Therapeutic drugs sometimes inflict more damage than they cure. One solution to this problem is to enclose the drugs inside a capsule, shielding them from the body—and the body from them—until they can be released at just the right spot. There are lots of ways to trigger this release, including changing temperature, acidity, and exposure to magnetic fields. But triggers can come with their own risks—burns, for example. Now, researchers in California have designed what could be the most benign trigger to date: shining near-infrared light (NIR) on the encapsulated drug.

The idea of using light to liberate an encapsulated drug isn’t new. Researchers around the globe have developed polymers and other materials that begin to degrade when they absorb either ultraviolet (UV) or visible light. But tissues also readily absorb UV and visible light, which means the drug release can be triggered only near the skin, where the light can reach the capsule. NIR light largely passes through tissues, so researchers have tried to use it as a trigger. But few compounds absorb NIR well and undergo chemical changes.

That changed last year when Adah Almutairi, a chemist at the University of California, San Diego, reported that she and her colleagues had designed a polymer that breaks down when it absorbs NIR light. Their polymer used a commercially available NIR-absorbing group called o-nitrobenzyl (ONB). When they catch the light, ONB groups fall off the polymer, leading to its degradation. But ONB is only a so-so NIR absorber, and it could be toxic to cells when it detaches from the polymer.

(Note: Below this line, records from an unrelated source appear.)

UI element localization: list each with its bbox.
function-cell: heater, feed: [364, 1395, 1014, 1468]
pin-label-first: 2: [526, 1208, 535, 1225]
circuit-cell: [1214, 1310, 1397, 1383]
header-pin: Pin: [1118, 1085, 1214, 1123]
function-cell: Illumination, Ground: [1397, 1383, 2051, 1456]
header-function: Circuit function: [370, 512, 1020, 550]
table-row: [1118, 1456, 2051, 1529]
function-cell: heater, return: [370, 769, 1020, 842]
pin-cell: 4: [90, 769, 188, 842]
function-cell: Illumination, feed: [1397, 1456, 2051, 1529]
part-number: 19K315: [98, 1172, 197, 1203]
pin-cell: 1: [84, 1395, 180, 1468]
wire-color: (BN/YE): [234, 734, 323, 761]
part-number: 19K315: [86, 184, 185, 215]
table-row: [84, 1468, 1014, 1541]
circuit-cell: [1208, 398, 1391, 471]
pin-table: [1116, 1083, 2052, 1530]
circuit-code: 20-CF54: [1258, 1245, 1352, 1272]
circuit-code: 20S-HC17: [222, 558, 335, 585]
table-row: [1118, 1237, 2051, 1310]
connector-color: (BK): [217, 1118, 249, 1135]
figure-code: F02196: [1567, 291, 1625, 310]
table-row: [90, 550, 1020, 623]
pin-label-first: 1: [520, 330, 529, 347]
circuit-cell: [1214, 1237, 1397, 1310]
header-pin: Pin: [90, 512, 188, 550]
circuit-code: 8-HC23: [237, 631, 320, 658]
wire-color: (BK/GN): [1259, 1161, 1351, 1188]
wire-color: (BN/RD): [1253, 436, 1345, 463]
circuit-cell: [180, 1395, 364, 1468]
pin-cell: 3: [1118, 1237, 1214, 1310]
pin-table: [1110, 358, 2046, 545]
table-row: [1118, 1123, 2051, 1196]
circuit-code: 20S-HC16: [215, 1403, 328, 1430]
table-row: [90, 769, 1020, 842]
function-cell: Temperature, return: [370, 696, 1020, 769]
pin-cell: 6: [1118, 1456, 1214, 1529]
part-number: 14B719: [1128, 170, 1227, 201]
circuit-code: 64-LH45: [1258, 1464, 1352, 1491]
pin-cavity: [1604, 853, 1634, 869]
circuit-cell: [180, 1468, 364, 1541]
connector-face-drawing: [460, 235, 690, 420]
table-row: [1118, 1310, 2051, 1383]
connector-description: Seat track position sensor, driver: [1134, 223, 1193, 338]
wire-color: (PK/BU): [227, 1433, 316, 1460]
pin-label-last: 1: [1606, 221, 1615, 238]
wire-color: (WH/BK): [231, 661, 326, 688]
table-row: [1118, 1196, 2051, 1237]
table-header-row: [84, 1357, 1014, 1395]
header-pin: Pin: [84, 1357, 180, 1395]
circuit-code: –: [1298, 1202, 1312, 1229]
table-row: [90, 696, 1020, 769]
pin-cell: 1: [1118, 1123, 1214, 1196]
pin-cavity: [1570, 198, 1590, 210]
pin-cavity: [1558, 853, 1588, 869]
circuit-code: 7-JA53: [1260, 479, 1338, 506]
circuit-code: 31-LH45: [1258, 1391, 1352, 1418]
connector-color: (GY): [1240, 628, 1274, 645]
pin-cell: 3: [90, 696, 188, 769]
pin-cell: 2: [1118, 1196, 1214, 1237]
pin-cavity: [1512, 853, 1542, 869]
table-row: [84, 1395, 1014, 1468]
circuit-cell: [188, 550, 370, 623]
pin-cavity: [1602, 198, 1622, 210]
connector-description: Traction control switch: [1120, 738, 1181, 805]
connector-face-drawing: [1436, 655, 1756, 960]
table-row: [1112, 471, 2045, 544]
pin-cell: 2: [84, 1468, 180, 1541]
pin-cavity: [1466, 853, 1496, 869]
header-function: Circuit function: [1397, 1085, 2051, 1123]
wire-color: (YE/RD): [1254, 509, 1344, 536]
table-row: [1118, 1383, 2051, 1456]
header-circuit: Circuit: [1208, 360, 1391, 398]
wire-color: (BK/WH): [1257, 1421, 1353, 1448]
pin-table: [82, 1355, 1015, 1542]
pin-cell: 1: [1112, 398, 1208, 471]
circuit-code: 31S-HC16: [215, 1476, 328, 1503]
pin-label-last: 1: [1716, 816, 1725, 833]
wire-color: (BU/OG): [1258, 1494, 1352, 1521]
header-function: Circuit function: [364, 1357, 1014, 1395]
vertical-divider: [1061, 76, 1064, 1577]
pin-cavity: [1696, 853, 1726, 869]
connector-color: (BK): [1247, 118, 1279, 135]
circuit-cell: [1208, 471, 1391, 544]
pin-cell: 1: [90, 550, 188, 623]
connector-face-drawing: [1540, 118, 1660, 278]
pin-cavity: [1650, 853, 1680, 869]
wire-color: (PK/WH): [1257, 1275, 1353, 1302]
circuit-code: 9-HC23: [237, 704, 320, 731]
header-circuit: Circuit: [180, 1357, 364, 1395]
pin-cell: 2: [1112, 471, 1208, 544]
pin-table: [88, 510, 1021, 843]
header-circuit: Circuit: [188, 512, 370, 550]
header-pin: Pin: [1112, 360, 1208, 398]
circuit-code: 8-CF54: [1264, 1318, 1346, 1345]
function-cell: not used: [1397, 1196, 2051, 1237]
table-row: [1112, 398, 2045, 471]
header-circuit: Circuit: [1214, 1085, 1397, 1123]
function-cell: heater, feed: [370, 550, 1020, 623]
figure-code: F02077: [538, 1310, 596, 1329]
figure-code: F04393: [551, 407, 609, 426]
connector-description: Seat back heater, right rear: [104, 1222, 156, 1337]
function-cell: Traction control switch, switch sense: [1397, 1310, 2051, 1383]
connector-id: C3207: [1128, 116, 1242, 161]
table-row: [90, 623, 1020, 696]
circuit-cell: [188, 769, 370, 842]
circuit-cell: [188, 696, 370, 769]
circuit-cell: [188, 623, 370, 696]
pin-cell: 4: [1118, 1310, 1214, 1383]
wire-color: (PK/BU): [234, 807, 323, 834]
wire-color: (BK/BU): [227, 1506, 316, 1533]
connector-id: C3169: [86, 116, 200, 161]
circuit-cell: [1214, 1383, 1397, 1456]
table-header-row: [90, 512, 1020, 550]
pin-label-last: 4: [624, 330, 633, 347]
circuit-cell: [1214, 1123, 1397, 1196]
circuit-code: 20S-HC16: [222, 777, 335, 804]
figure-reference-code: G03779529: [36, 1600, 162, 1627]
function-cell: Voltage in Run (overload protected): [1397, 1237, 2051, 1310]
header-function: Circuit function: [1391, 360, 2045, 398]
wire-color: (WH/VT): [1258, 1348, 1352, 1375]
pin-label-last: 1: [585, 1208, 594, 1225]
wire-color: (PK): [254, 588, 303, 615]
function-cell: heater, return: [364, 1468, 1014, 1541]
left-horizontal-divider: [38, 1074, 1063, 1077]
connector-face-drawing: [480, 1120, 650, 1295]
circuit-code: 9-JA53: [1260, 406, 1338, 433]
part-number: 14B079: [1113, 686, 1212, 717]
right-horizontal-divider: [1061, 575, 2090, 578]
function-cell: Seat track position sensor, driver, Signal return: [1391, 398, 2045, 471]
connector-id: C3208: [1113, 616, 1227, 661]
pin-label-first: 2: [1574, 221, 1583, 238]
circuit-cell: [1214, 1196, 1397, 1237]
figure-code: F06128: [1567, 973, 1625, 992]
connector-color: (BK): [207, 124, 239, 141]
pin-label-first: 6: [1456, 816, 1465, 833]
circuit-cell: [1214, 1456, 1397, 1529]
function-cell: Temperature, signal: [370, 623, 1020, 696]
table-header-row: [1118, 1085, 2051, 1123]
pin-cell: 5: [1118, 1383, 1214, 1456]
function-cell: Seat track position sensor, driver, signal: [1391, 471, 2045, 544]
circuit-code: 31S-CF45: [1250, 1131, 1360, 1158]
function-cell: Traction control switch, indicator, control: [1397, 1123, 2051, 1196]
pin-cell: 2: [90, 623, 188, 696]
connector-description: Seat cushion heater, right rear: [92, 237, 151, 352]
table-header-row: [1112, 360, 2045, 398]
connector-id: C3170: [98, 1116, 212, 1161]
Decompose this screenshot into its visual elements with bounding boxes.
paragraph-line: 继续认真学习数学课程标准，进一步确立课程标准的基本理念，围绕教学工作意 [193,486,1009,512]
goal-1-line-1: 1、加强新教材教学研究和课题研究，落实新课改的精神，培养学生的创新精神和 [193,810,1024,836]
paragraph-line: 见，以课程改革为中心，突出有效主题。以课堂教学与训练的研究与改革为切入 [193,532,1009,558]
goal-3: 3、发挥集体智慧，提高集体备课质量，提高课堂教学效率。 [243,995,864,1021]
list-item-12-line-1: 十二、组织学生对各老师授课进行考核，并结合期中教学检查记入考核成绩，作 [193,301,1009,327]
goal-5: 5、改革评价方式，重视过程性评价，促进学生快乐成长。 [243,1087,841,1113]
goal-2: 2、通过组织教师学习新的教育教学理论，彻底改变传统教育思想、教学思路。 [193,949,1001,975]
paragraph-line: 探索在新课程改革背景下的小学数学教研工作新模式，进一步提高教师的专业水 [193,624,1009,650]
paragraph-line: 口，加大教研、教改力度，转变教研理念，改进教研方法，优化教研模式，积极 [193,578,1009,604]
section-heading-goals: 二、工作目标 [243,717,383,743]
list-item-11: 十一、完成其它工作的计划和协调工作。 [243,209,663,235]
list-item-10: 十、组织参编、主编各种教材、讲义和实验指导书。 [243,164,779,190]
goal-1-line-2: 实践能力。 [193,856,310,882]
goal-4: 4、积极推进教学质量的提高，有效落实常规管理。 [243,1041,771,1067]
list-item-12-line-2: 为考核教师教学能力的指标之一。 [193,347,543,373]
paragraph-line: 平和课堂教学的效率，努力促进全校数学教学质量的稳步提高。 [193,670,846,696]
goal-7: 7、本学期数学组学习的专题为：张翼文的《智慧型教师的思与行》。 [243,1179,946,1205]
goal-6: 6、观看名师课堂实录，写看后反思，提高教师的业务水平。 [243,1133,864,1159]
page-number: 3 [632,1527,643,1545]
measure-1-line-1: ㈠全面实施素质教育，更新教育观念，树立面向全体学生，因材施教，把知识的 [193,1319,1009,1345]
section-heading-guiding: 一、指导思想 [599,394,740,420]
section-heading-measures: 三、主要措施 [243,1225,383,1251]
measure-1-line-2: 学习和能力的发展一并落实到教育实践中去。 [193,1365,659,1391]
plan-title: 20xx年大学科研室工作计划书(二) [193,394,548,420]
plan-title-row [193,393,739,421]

So Almutairi and her colleagues went back to the drawing board. In the 8 November issue of Macromolecules, they report creating a new material for capsules that’s even better. This one is composed of a long chain of small ring-containing compounds called cresol groups strung together in a polymer. Cresol contains reactive components that make it highly unstable in its polymeric form, a feature Almutairi and her colleagues use to their advantage. After polymerizing the cresols, they cap each reactive component with a light-absorbing compound called Bhc. When the Bhcs absorb NIR light, the reactive groups are exposed and break the long polymer into two short chains. Shining additional light continues this breakdown, potentially releasing any drugs the polymer encloses. What’s more, Almutairi says, Bhc is 10 times better at absorbing NIR than is ONB and is nontoxic to cells.

Yue Zhao, a chemist at the University of Sherbrooke in Quebec, Canada, calls the new approach “special chemistry” and says he suspects other drug-delivery experts will turn to the new compound for their studies. Almutairi says she and her colleagues plan to test whether the compound is useful for slowly releasing therapeutic proteins into the eye to treat macular degeneration.